Evakuierungen vor der Bremer Hauptdeichschutzlinie

„Zeynep“ in Aktion: Wellen schlagen in Bremerhaven über die Kaimauern.
„Zeynep“ in Aktion: Wellen schlagen in Bremerhaven über die Kaimauern. © dpa/Bahlo

Vorsichtshalber waren in der Nacht zu Sonnabend die Pauliner Marsch, der Stadtwerder und der Rablinghauser Deich – vorwiegend Parzellengebiete und jene Bereiche, die vor der Hauptdeichschutzlinie liegen – evakuiert worden. Das geschah mit Blick auf Hochwasserprognosen und Überschwemmungsgefahr. Feuerwehr und Rotes Kreuz richteten eine Notunterkunft in der Schule am Leibnizplatz (Neustadt) ein. 15 Menschen nutzten diese Möglichkeit, so Matthiesen. „Glücklicherweise stieg der Pegel nicht auf die befürchtete Höhe. So wurden nur die Uferwege überflutet.“ Das übrigens unter anderem auch an der Schlachte in der Innenstadt.

Orkan in der Bremerhavener Kaiserschleuse.
Orkan in der Bremerhavener Kaiserschleuse. © dpa/Bahlo

Bis zu drei Meter Hochwasser, das war die Vorhersage gewesen.
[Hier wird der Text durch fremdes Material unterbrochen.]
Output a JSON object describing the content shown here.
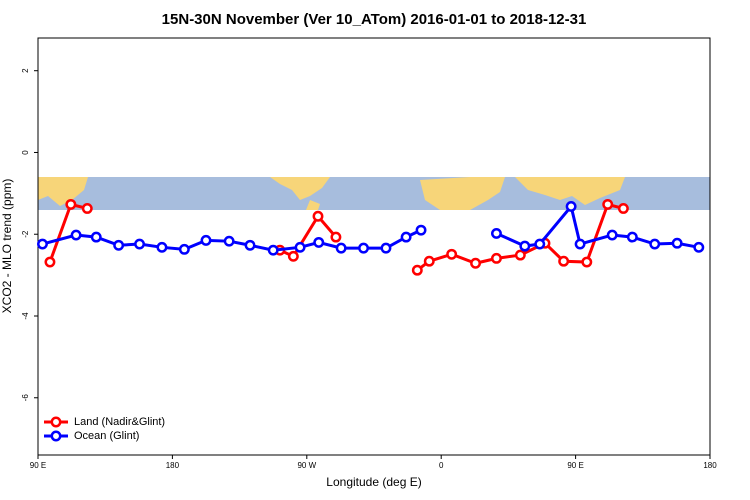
{
  "chart_data": {
    "type": "line",
    "title": "15N-30N November (Ver 10_ATom)   2016-01-01 to 2018-12-31",
    "x_label": "Longitude (deg E)",
    "y_label": "XCO2 - MLO trend (ppm)",
    "xlim": [
      90,
      540
    ],
    "ylim": [
      -7.4,
      2.8
    ],
    "xticks": [
      {
        "value": 90,
        "label": "90 E"
      },
      180,
      {
        "value": 270,
        "label": "90 W"
      },
      {
        "value": 360,
        "label": "0"
      },
      {
        "value": 450,
        "label": "90 E"
      },
      {
        "value": 540,
        "label": "180"
      }
    ],
    "yticks": [
      2,
      0,
      -2,
      -4,
      -6
    ],
    "legend": "bottom-left",
    "series": [
      {
        "name": "Land (Nadir&Glint)",
        "color": "#ff0000",
        "x": [
          98,
          112,
          123,
          null,
          252,
          261,
          277.5,
          289.5,
          null,
          344,
          352,
          367,
          383,
          397,
          413,
          429.5,
          442,
          457.5,
          471.5,
          482
        ],
        "values": [
          -2.68,
          -1.27,
          -1.37,
          null,
          -2.39,
          -2.54,
          -1.56,
          -2.07,
          null,
          -2.88,
          -2.66,
          -2.49,
          -2.71,
          -2.59,
          -2.51,
          -2.22,
          -2.66,
          -2.68,
          -1.27,
          -1.37
        ]
      },
      {
        "name": "Ocean (Glint)",
        "color": "#0000ff",
        "x": [
          93,
          115.5,
          129,
          144,
          158,
          173,
          188,
          202.5,
          218,
          232,
          247.5,
          265.5,
          278,
          293,
          308,
          323,
          336.5,
          346.5,
          null,
          397,
          416,
          426,
          447,
          453,
          474.5,
          488,
          503,
          518,
          532.5
        ],
        "values": [
          -2.24,
          -2.02,
          -2.07,
          -2.27,
          -2.24,
          -2.32,
          -2.37,
          -2.15,
          -2.17,
          -2.27,
          -2.39,
          -2.32,
          -2.2,
          -2.34,
          -2.34,
          -2.34,
          -2.07,
          -1.9,
          null,
          -1.98,
          -2.29,
          -2.24,
          -1.32,
          -2.24,
          -2.02,
          -2.07,
          -2.24,
          -2.22,
          -2.32
        ]
      }
    ]
  }
}
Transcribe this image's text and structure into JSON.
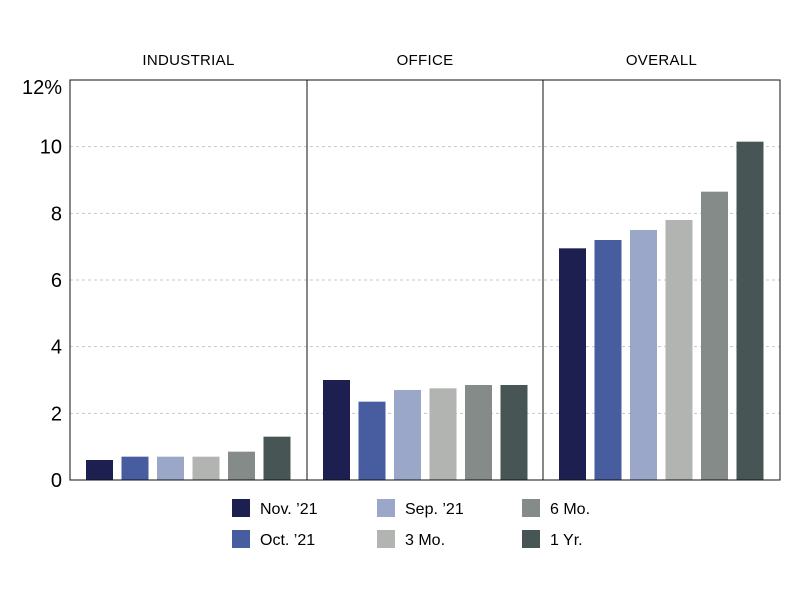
{
  "chart_data": {
    "type": "bar",
    "y_unit_label": "12%",
    "ylim": [
      0,
      12
    ],
    "yticks": [
      "0",
      "2",
      "4",
      "6",
      "8",
      "10"
    ],
    "grid": "horizontal dashed",
    "legend_placement": "bottom",
    "series": [
      {
        "name": "Nov. ’21",
        "color": "#1c1f4f"
      },
      {
        "name": "Oct. ’21",
        "color": "#485d9f"
      },
      {
        "name": "Sep. ’21",
        "color": "#9aa7c9"
      },
      {
        "name": "3 Mo.",
        "color": "#b2b4b2"
      },
      {
        "name": "6 Mo.",
        "color": "#858b89"
      },
      {
        "name": "1 Yr.",
        "color": "#475554"
      }
    ],
    "panels": [
      {
        "title": "INDUSTRIAL",
        "values": [
          0.6,
          0.7,
          0.7,
          0.7,
          0.85,
          1.3
        ]
      },
      {
        "title": "OFFICE",
        "values": [
          3.0,
          2.35,
          2.7,
          2.75,
          2.85,
          2.85
        ]
      },
      {
        "title": "OVERALL",
        "values": [
          6.95,
          7.2,
          7.5,
          7.8,
          8.65,
          10.15
        ]
      }
    ]
  }
}
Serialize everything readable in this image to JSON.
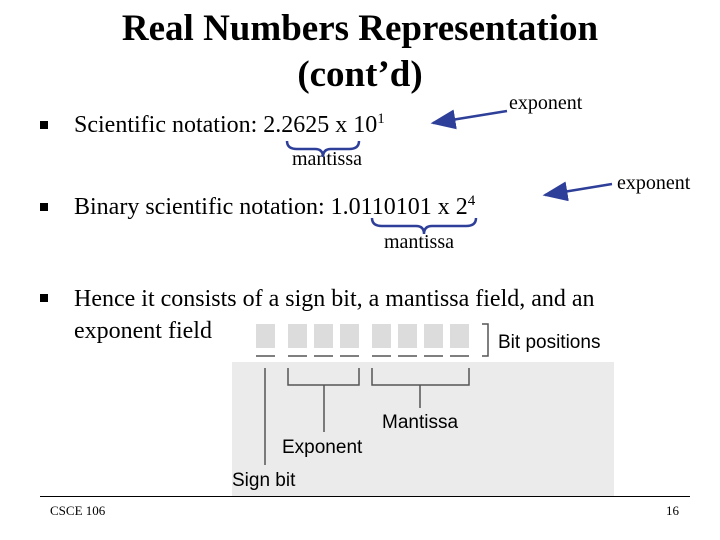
{
  "title": {
    "line1": "Real Numbers Representation",
    "line2": "(cont’d)"
  },
  "bullets": [
    {
      "prefix": "Scientific notation: ",
      "mantissa": "2.2625",
      "middle": " x 10",
      "exponent": "1",
      "mantissa_label": "mantissa",
      "exponent_label": "exponent"
    },
    {
      "prefix": "Binary scientific notation: ",
      "mantissa": "1.0110101",
      "middle": " x 2",
      "exponent": "4",
      "mantissa_label": "mantissa",
      "exponent_label": "exponent"
    },
    {
      "line1": "Hence it consists of a sign bit, a mantissa field, and an",
      "line2": "exponent field"
    }
  ],
  "diagram": {
    "bit_positions_label": "Bit positions",
    "mantissa_label": "Mantissa",
    "exponent_label": "Exponent",
    "sign_bit_label": "Sign bit"
  },
  "footer": {
    "course": "CSCE 106",
    "page": "16"
  }
}
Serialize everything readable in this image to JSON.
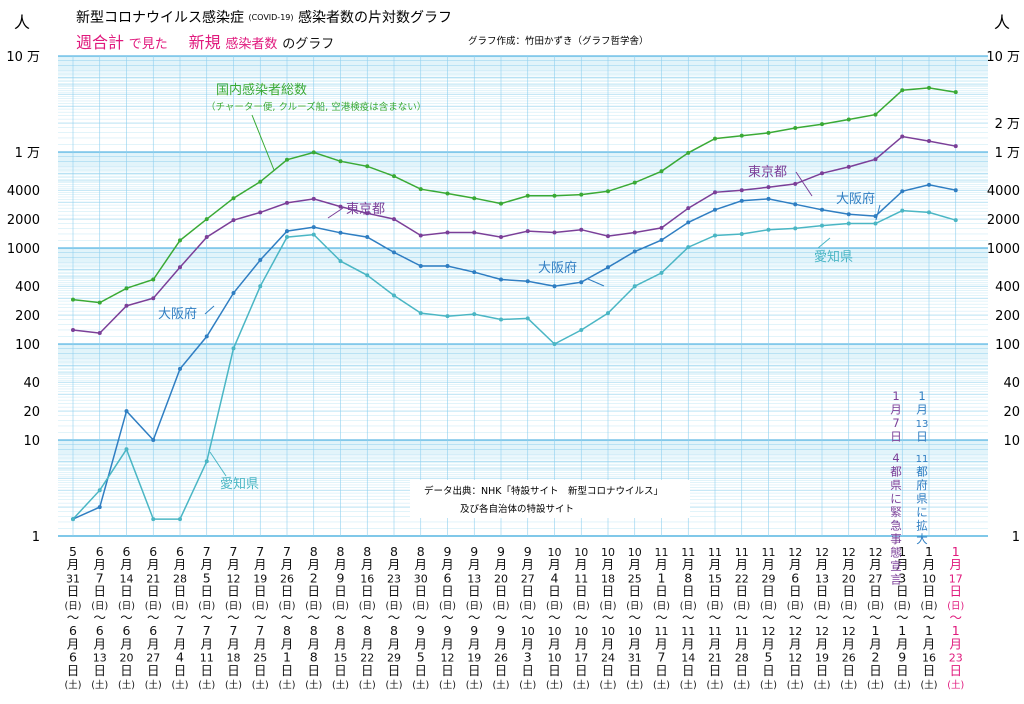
{
  "header": {
    "title": "新型コロナウイルス感染症",
    "title_tag": "(COVID-19)",
    "title_rest": "感染者数の片対数グラフ",
    "sub_a": "週合計",
    "sub_b": "で見た",
    "sub_c": "新規",
    "sub_d": "感染者数",
    "sub_e": "のグラフ",
    "credit": "グラフ作成：竹田かずき（グラフ哲学舎）",
    "unit_left": "人",
    "unit_right": "人"
  },
  "axis": {
    "y_labels_left": [
      "10 万",
      "1 万",
      "4000",
      "2000",
      "1000",
      "400",
      "200",
      "100",
      "40",
      "20",
      "10",
      "1"
    ],
    "y_labels_right": [
      "10 万",
      "2 万",
      "1 万",
      "4000",
      "2000",
      "1000",
      "400",
      "200",
      "100",
      "40",
      "20",
      "10",
      "1"
    ]
  },
  "labels": {
    "national": "国内感染者総数",
    "national_note": "（チャーター便, クルーズ船, 空港検疫は含まない）",
    "tokyo_1": "東京都",
    "tokyo_2": "東京都",
    "osaka_1": "大阪府",
    "osaka_2": "大阪府",
    "osaka_3": "大阪府",
    "aichi_1": "愛知県",
    "aichi_2": "愛知県"
  },
  "source": {
    "line1": "データ出典：NHK「特設サイト　新型コロナウイルス」",
    "line2": "及び各自治体の特設サイト"
  },
  "annotations": {
    "jan7": "1月7日 4都県に緊急事態宣言",
    "jan13": "1月13日 11都府県に拡大"
  },
  "chart_data": {
    "type": "line",
    "title": "新型コロナウイルス感染症(COVID-19)感染者数の片対数グラフ",
    "subtitle": "週合計で見た新規感染者数のグラフ",
    "y_scale": "log",
    "ylim": [
      1,
      100000
    ],
    "categories": [
      [
        "5",
        "月",
        "31",
        "日",
        "(日)",
        "〜",
        "6",
        "月",
        "6",
        "日",
        "(土)"
      ],
      [
        "6",
        "月",
        "7",
        "日",
        "(日)",
        "〜",
        "6",
        "月",
        "13",
        "日",
        "(土)"
      ],
      [
        "6",
        "月",
        "14",
        "日",
        "(日)",
        "〜",
        "6",
        "月",
        "20",
        "日",
        "(土)"
      ],
      [
        "6",
        "月",
        "21",
        "日",
        "(日)",
        "〜",
        "6",
        "月",
        "27",
        "日",
        "(土)"
      ],
      [
        "6",
        "月",
        "28",
        "日",
        "(日)",
        "〜",
        "7",
        "月",
        "4",
        "日",
        "(土)"
      ],
      [
        "7",
        "月",
        "5",
        "日",
        "(日)",
        "〜",
        "7",
        "月",
        "11",
        "日",
        "(土)"
      ],
      [
        "7",
        "月",
        "12",
        "日",
        "(日)",
        "〜",
        "7",
        "月",
        "18",
        "日",
        "(土)"
      ],
      [
        "7",
        "月",
        "19",
        "日",
        "(日)",
        "〜",
        "7",
        "月",
        "25",
        "日",
        "(土)"
      ],
      [
        "7",
        "月",
        "26",
        "日",
        "(日)",
        "〜",
        "8",
        "月",
        "1",
        "日",
        "(土)"
      ],
      [
        "8",
        "月",
        "2",
        "日",
        "(日)",
        "〜",
        "8",
        "月",
        "8",
        "日",
        "(土)"
      ],
      [
        "8",
        "月",
        "9",
        "日",
        "(日)",
        "〜",
        "8",
        "月",
        "15",
        "日",
        "(土)"
      ],
      [
        "8",
        "月",
        "16",
        "日",
        "(日)",
        "〜",
        "8",
        "月",
        "22",
        "日",
        "(土)"
      ],
      [
        "8",
        "月",
        "23",
        "日",
        "(日)",
        "〜",
        "8",
        "月",
        "29",
        "日",
        "(土)"
      ],
      [
        "8",
        "月",
        "30",
        "日",
        "(日)",
        "〜",
        "9",
        "月",
        "5",
        "日",
        "(土)"
      ],
      [
        "9",
        "月",
        "6",
        "日",
        "(日)",
        "〜",
        "9",
        "月",
        "12",
        "日",
        "(土)"
      ],
      [
        "9",
        "月",
        "13",
        "日",
        "(日)",
        "〜",
        "9",
        "月",
        "19",
        "日",
        "(土)"
      ],
      [
        "9",
        "月",
        "20",
        "日",
        "(日)",
        "〜",
        "9",
        "月",
        "26",
        "日",
        "(土)"
      ],
      [
        "9",
        "月",
        "27",
        "日",
        "(日)",
        "〜",
        "10",
        "月",
        "3",
        "日",
        "(土)"
      ],
      [
        "10",
        "月",
        "4",
        "日",
        "(日)",
        "〜",
        "10",
        "月",
        "10",
        "日",
        "(土)"
      ],
      [
        "10",
        "月",
        "11",
        "日",
        "(日)",
        "〜",
        "10",
        "月",
        "17",
        "日",
        "(土)"
      ],
      [
        "10",
        "月",
        "18",
        "日",
        "(日)",
        "〜",
        "10",
        "月",
        "24",
        "日",
        "(土)"
      ],
      [
        "10",
        "月",
        "25",
        "日",
        "(日)",
        "〜",
        "10",
        "月",
        "31",
        "日",
        "(土)"
      ],
      [
        "11",
        "月",
        "1",
        "日",
        "(日)",
        "〜",
        "11",
        "月",
        "7",
        "日",
        "(土)"
      ],
      [
        "11",
        "月",
        "8",
        "日",
        "(日)",
        "〜",
        "11",
        "月",
        "14",
        "日",
        "(土)"
      ],
      [
        "11",
        "月",
        "15",
        "日",
        "(日)",
        "〜",
        "11",
        "月",
        "21",
        "日",
        "(土)"
      ],
      [
        "11",
        "月",
        "22",
        "日",
        "(日)",
        "〜",
        "11",
        "月",
        "28",
        "日",
        "(土)"
      ],
      [
        "11",
        "月",
        "29",
        "日",
        "(日)",
        "〜",
        "12",
        "月",
        "5",
        "日",
        "(土)"
      ],
      [
        "12",
        "月",
        "6",
        "日",
        "(日)",
        "〜",
        "12",
        "月",
        "12",
        "日",
        "(土)"
      ],
      [
        "12",
        "月",
        "13",
        "日",
        "(日)",
        "〜",
        "12",
        "月",
        "19",
        "日",
        "(土)"
      ],
      [
        "12",
        "月",
        "20",
        "日",
        "(日)",
        "〜",
        "12",
        "月",
        "26",
        "日",
        "(土)"
      ],
      [
        "12",
        "月",
        "27",
        "日",
        "(日)",
        "〜",
        "1",
        "月",
        "2",
        "日",
        "(土)"
      ],
      [
        "1",
        "月",
        "3",
        "日",
        "(日)",
        "〜",
        "1",
        "月",
        "9",
        "日",
        "(土)"
      ],
      [
        "1",
        "月",
        "10",
        "日",
        "(日)",
        "〜",
        "1",
        "月",
        "16",
        "日",
        "(土)"
      ],
      [
        "1",
        "月",
        "17",
        "日",
        "(日)",
        "〜",
        "1",
        "月",
        "23",
        "日",
        "(土)"
      ]
    ],
    "series": [
      {
        "name": "国内感染者総数",
        "color": "#3aaa35",
        "values": [
          290,
          270,
          380,
          470,
          1200,
          2000,
          3300,
          4900,
          8300,
          9900,
          8000,
          7100,
          5600,
          4100,
          3700,
          3300,
          2900,
          3500,
          3500,
          3600,
          3900,
          4800,
          6300,
          9800,
          13800,
          14800,
          15800,
          17800,
          19500,
          21800,
          24500,
          44000,
          46500,
          42000
        ]
      },
      {
        "name": "東京都",
        "color": "#7b3f98",
        "values": [
          140,
          130,
          250,
          300,
          630,
          1300,
          1950,
          2350,
          2950,
          3250,
          2700,
          2300,
          2000,
          1350,
          1450,
          1450,
          1300,
          1500,
          1450,
          1550,
          1330,
          1450,
          1620,
          2600,
          3800,
          4000,
          4300,
          4650,
          6000,
          7000,
          8400,
          14500,
          13000,
          11500
        ]
      },
      {
        "name": "大阪府",
        "color": "#2f7ec2",
        "values": [
          1.5,
          2,
          20,
          10,
          55,
          120,
          340,
          750,
          1500,
          1650,
          1440,
          1300,
          900,
          650,
          650,
          560,
          470,
          450,
          400,
          440,
          630,
          920,
          1210,
          1850,
          2500,
          3100,
          3250,
          2850,
          2500,
          2250,
          2150,
          3900,
          4550,
          4000
        ]
      },
      {
        "name": "愛知県",
        "color": "#4ab6c4",
        "values": [
          1.5,
          3,
          8,
          1.5,
          1.5,
          6,
          90,
          400,
          1300,
          1380,
          730,
          520,
          320,
          210,
          195,
          205,
          180,
          185,
          100,
          140,
          210,
          400,
          550,
          1020,
          1350,
          1400,
          1550,
          1600,
          1710,
          1800,
          1800,
          2450,
          2350,
          1950
        ]
      }
    ]
  }
}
Die Wassermassen, die „Zeynep“ in die Weser drückte, sind am Ende dann unter einer Höhe von 2,60 Metern geblieben. Dass es somit weniger schlimm kam als befürchtet, das sahen auch Innensenator Ulrich Mäurer (SPD) und Umweltsenatorin Maike Schaefer (Grüne), die mit den Krisenstäben von Polizei und Feuerwehr zum Weserstadion gekommen waren.

Mehr „Land unter“ meldete unterdessen der Bremer Norden. Beim weit über Bremen hinaus bekannten Lokal „Grauer Esel“ am Vegesacker Hafen stand das Wasser bis zur Unterkante der Fensterbänke. Zudem war in Bremen-Nord das Dach eines Flachdachgebäudes großflächig abgedeckt worden.